Wedding toasts: Shorter ones (rehearsal dinners and friends) are around three minutes but more important ones can range from five to ten minutes (think best man, maid of honor, father of the bride)

Other toasts: Whether you are toasting someone for their retirement, promotion, anniversary, or wedding speech, keep the number of minutes around 3-7 minutes, similar to the wedding toast length. Consider 10 minutes to be your upper limit for your audience’s patience.

Award acceptance speeches: These can be on a strict time limit (like the Oscar’s) at 45 seconds! But if it’s an event honoring you, your speech should probably be around 10-15 minutes.

Stump speeches: These are the trickiest to plan for an exact minute for politicians. You need to create a stump speech for all the ranges of occasions where you’ll be asked to speak. Write a 30-second stump speech; a 5 minute stump speech; a 10 minute; even a 20 minute keynote address. Get creative and find a way to take your message and translate it into different minute lengths.

Graduation speeches: Check with the event organizer for how much time you’re allotted. However, if none is given, assume around 10 minutes but upwards of 15-20 minutes if you’re the keynote speaker for the event. I always prefer 10 minutes as graduations often have many speakers.

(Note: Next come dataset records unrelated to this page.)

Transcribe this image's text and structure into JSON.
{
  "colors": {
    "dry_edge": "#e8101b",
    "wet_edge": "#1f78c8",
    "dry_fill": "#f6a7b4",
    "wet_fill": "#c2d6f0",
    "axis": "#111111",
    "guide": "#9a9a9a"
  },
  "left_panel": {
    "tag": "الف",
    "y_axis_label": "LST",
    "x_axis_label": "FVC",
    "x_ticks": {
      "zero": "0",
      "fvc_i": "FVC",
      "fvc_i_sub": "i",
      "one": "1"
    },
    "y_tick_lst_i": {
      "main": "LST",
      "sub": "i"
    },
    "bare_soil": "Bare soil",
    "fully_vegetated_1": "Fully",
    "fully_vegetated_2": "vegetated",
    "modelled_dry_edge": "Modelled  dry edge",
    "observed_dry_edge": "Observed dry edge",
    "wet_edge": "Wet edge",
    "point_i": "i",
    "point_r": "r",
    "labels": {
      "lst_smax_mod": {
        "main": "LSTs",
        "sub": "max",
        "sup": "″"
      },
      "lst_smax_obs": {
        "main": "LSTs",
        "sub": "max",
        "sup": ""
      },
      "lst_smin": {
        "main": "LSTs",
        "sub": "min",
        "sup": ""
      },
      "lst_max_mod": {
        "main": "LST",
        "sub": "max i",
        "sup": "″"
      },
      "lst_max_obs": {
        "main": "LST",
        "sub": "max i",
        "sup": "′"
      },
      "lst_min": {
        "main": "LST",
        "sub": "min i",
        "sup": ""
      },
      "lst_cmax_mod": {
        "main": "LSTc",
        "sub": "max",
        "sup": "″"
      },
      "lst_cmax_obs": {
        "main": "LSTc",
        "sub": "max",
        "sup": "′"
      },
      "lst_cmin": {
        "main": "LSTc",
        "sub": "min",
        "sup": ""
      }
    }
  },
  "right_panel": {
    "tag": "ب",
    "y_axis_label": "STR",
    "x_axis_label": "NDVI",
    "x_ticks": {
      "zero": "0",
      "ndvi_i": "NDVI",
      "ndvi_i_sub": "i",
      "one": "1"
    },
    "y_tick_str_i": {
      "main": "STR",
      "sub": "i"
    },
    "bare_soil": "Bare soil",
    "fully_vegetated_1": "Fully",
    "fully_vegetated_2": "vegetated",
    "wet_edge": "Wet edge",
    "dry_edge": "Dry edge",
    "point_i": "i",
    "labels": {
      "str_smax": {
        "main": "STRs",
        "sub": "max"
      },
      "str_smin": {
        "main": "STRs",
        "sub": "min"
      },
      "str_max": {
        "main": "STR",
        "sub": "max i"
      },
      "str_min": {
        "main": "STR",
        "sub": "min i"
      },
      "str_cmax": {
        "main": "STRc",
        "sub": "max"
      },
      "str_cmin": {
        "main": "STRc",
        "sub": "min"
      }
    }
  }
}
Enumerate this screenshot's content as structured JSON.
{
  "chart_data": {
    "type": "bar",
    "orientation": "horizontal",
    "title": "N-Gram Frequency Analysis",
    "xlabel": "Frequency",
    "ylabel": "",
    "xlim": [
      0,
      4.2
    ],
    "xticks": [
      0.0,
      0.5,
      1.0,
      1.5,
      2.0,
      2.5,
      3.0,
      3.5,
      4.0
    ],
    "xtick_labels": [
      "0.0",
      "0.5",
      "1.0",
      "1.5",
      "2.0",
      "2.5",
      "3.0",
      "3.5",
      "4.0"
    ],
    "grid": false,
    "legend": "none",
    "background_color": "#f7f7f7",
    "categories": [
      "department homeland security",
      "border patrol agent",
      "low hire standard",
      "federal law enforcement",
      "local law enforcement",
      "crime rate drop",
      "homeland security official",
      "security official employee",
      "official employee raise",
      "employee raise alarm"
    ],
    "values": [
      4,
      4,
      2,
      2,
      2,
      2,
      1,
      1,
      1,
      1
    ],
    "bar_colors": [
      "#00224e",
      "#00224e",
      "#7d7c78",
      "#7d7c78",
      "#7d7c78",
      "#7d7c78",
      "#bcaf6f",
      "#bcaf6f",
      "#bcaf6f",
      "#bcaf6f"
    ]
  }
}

Keynote speeches: This type of speech varies on the occasion and your role as the speaker. If you’re trying to reproduce a TEDx talk, keep it to around 18 minutes (TED’s upper limit). If you’re the main speaker for a conference (like the opener or closer), you could be expected to speak anywhere from 20 minutes to 45 minutes or even an hour. Once again, it’s OK to err on the shorter side so that your audience doesn’t tune you out.

Plan for fewer words per minute for time for technical delays, Q&A, needing to elaborate on parts, impromptu ideas

Rather than plan for the maximum amount of words per minute in a speech, start with a lower amount or fewer number of minutes and account for time for inevitable interruptions.

Condense multiple words with similar meanings into one or two words that mean the same thing:

Speechwriters love repetition–it helps the audience keep track of where they are and it helps with rhythm. Notice how many times words or phrases are used in multiples of three. However, if you need to reduce your word count in a speech, you can take lists of three words and condense them into one. You may need to sacrifice rhythm for brevity at times. You don’t have to cut out each three-word series–leave the best ones at the beginning and end of your speech.

Next Steps for Getting Your Speech’s Word Count Correct:

For your next speech or presentation, set a goal the next time you write to limit yourself to a certain number of words or to hit a minimum threshold depending on the situation.

Try writing your presentation in different lengths if you have ample latitude–what is the 3-minute speech vs. 10 minute speech version?

Use speech word counts as a guide and you’ll hit your mark each time.